El Niño vai fazer o verão no Rio ser ainda mais quente? Entenda
Especialistas alertam que o fenômeno vai aumentar os riscos de temporais na primavera, com mudanças a partir de setembro
Não se fala em outro assunto. A cada mudança brusca de temperatura, um nome volta ao centro das conversas: El Niño. O fenômeno climático, provocado pelo aquecimento anormal das águas do Oceano Pacífico Equatorial, promete influenciar o clima em diversas regiões do planeta e já acende o alerta para o estado do Rio.

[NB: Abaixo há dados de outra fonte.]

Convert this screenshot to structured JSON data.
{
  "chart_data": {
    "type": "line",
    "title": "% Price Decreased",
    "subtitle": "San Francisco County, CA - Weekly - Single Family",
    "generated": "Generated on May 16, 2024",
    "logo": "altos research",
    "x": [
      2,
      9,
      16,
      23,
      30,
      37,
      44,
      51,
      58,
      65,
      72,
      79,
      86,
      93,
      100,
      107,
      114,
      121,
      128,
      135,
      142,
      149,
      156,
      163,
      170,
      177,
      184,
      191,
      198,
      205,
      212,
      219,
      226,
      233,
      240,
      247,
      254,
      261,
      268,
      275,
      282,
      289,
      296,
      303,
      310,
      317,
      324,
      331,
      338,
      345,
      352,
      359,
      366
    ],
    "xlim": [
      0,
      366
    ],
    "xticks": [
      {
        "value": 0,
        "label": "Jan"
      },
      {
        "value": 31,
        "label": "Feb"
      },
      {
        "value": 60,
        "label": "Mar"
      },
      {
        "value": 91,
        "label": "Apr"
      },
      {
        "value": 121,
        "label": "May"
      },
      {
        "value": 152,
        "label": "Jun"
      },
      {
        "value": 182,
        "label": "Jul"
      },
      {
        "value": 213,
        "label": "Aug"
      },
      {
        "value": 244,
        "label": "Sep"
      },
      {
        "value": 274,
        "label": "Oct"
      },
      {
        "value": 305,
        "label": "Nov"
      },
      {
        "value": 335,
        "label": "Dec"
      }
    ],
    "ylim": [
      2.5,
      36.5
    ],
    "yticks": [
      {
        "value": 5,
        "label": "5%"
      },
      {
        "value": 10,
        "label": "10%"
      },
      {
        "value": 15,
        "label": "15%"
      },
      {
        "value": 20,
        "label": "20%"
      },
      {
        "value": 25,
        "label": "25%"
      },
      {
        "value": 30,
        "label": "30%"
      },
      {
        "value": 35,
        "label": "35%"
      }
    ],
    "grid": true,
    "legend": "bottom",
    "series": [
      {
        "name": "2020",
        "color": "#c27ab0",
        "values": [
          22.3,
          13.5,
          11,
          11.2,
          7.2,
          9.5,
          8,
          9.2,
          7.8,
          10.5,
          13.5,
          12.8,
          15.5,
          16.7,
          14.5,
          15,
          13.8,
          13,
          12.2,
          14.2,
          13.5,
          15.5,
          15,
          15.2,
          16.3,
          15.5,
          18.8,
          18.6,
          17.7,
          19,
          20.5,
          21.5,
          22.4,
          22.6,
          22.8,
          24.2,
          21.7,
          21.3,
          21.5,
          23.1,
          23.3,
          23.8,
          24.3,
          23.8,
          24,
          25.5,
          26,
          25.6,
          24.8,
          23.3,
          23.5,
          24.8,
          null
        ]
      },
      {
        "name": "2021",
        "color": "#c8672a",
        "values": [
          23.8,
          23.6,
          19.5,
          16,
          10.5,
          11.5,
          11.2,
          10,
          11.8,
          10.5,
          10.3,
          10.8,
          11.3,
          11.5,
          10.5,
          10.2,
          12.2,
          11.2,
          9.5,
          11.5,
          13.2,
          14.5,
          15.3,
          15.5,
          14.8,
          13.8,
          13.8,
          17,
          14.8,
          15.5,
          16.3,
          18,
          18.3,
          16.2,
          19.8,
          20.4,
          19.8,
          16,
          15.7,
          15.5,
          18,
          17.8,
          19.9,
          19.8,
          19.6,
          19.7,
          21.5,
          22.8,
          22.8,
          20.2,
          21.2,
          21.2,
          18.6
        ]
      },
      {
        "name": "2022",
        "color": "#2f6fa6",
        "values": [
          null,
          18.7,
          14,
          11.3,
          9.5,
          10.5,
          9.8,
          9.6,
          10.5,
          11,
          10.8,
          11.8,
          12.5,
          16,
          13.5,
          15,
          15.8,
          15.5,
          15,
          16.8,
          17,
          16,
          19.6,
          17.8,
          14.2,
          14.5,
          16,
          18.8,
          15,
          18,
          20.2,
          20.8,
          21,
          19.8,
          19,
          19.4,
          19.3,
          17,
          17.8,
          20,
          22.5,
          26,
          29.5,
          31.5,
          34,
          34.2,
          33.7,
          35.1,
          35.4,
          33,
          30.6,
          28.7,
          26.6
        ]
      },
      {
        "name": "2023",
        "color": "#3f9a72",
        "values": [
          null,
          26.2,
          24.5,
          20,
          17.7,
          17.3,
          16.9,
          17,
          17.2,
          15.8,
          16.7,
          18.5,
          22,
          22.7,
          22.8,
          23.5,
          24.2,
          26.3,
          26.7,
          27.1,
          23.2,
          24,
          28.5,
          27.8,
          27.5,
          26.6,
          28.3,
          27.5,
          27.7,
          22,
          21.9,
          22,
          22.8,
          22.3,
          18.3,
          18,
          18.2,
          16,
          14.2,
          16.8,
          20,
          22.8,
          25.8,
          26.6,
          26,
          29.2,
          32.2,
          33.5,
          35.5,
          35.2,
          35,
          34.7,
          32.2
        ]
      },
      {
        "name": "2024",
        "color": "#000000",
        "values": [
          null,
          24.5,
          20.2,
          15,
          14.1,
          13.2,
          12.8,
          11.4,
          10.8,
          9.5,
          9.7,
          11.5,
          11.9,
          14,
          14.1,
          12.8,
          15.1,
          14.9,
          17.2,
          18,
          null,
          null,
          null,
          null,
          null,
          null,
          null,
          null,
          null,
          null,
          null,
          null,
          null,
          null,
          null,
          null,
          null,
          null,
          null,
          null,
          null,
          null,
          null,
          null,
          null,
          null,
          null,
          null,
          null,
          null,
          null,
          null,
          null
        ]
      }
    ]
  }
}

Especialistas apontam que a primavera deve marcar o início de um período de calor acima da média, acompanhado por um aumento na ocorrência de temporais isolados — cenário que pode se estender durante todo o verão.
Em reportagem do G1, a meteorologista Hana Silveira, da Climatempo informou que os primeiros efeitos podem começar a ser sentidos já em setembro. Em um estado onde as temperaturas costumam ser naturalmente elevadas nesta época do ano, a atuação do El Niño tende a potencializar as ondas de calor e favorecer condições para tempestades típicas de verão. “O El Niño pode contribuir para períodos com temperaturas acima do normal para a estação no estado”, explica.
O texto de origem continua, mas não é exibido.